Certains présentent comme un immense progrès le fait que la Constitution reconnaîtrait enfin la notion de service public rebaptisé – jargon européen oblige – Service d’Intérêt Economique Général (SIEG). C’est une pure mystification.

Qu’est-ce qu’un service public ?

Des droits fondamentaux sont proclamés. Ils garantissent l’égalité. Ils préviennent l’exclusion. Encore faut-il qu’ils puissent être exercés. Proclamer ces droits signifie l’obligation pour les pouvoirs publics d’en rendre l’exercice possible. Le droit à l’éducation, à la santé, à la culture, au travail, au logement, à un minimum de moyens d’existence, à l’accès à l’eau, à l’électricité, à des moyens de transport et de communication exige des pouvoirs publics qu’ils en garantissent le service. Proclamer un droit constitue un choix de société : celle-ci s’impose une obligation générale de consacrer les moyens nécessaires au droit égal de tous à un service donné. La notion de service l’emporte dès lors sur celles de rentabilité et de concurrence. La collectivité, gardienne de l’intérêt général, prend en charge les coûts du service rendu à tous. C’est la base du service public tel qu’il a été conçu, avec des variantes, dans plusieurs pays d’Europe au cours du XX ème siècle. Il est devenu, au fil du temps, un instrument essentiel de cohésion sociale.

La Commission européenne n’a jamais reconnu la notion de service public. L’expression est bannie du langage eurocratique.

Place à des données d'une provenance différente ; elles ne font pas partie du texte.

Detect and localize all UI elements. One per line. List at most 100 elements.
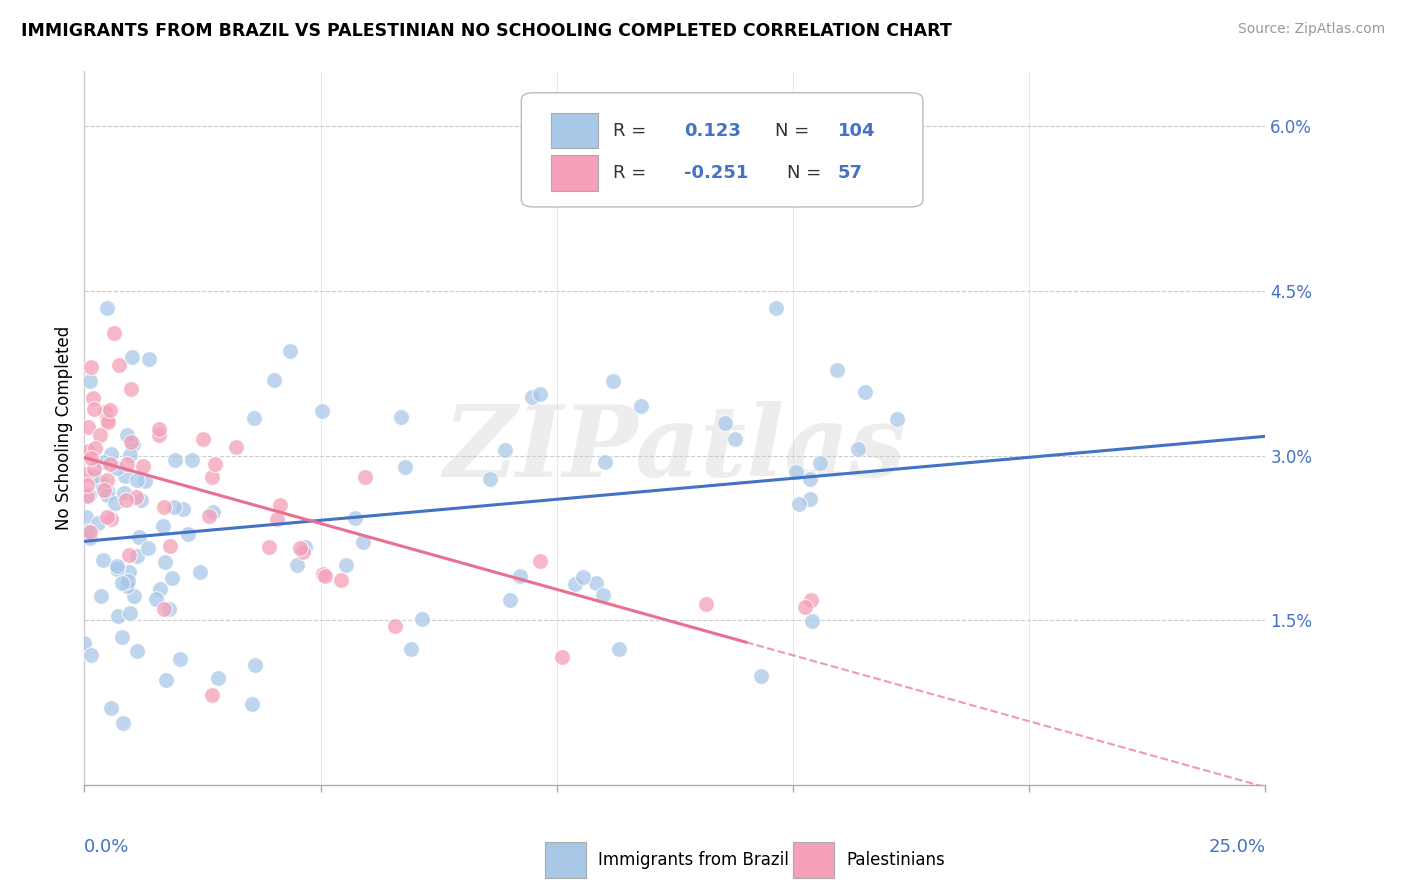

Dans la Constitution proposée, la notion de “service public” est remplacée (II-96, III-122, III-166, III-167) par celle, beaucoup plus ambiguë, de “services d’intérêt économique général” (SIEG). Une nouvelle fois le texte utilise un vocabulaire qui n’exprime aucun engagement de la part de l’Union européenne : celle-ci “reconnaît et respecte l’accès aux services d’intérêt économique général tel qu’il est prévu par les législations nationales... ” (II-96).

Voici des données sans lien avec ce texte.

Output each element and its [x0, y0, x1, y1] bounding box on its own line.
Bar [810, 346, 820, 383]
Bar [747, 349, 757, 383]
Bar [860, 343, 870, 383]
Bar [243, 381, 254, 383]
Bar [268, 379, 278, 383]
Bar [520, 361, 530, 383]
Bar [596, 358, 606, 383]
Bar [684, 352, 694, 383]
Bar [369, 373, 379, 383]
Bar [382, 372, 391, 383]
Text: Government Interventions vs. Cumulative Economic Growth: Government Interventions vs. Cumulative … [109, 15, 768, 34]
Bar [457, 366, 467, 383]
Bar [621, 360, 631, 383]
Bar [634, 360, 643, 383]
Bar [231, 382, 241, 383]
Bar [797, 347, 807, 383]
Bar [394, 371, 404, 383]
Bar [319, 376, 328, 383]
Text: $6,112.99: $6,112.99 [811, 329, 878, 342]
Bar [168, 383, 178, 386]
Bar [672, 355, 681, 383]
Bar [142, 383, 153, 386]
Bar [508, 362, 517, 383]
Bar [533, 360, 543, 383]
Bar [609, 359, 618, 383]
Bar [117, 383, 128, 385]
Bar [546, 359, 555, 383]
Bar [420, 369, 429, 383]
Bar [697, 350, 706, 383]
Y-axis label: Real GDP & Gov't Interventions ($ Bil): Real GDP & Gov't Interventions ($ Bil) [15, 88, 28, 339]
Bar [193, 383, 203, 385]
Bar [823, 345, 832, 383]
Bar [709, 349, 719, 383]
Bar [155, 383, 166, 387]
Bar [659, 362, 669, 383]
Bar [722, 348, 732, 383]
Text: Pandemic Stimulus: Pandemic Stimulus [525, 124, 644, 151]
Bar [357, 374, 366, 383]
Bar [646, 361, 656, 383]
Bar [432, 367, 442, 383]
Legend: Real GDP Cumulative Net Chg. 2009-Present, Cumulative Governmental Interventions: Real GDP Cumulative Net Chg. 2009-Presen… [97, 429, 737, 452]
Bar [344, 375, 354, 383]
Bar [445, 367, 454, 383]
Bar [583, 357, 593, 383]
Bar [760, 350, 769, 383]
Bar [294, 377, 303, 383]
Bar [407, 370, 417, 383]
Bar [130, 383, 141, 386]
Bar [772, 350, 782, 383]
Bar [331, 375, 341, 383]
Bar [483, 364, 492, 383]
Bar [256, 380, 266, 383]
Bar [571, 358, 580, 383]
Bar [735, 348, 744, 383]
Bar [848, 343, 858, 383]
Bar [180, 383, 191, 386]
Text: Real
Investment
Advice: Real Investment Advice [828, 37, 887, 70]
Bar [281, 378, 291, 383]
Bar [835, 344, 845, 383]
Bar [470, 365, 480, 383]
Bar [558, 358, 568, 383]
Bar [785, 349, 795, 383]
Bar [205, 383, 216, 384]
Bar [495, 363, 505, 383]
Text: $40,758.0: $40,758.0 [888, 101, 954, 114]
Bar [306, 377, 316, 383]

Mais qu’est-ce qu’un SIEG ? Il n’y a aucune définition dans la Constitution proposée. Aucun chapitre spécifique ne lui est consacré.

Il faut consulter des documents de la Commission européenne pour obtenir une définition. En fait, la Commission a provoqué la confusion en créant l’expression de “service d’intérêt général” (SIG). Beaucoup ont pensé qu’il s’agissait d’une notion beaucoup plus proche de celle de service public, puisque la référence économique était absente. C’est une erreur. La Commission a publié en septembre 2000 une “communication sur les SIG”, en mai 2003 un “livre vert sur les SlG” et en conclusion du débat provoqué par ces documents, elle a publié début 2004 un “livre blanc” sur le même sujet 11 . Dans ces trois documents, la Commission indique que la notion de SIG recouvre à la fois les services marchands et non marchands, tandis que le concept de SIEG concerne les services de nature économique auxquels les Etats imposent des missions de service public : transports, poste, énergie, communications, par exemple. Alors que la notion de SIG ne se trouve dans aucun traité, qu’elle n’est pas davantage inscrite dans la Constitution proposée, en publiant, après la conclusion des travaux de la Convention, un livre blanc sur le sujet, la Commission montre, une fois de plus, qu’elle entend sortir du cadre des traités. A quoi bon, dès lors une Constitution qui ne protège pas contre les abus de pouvoir d’une institution sans responsabilité devant les citoyens ?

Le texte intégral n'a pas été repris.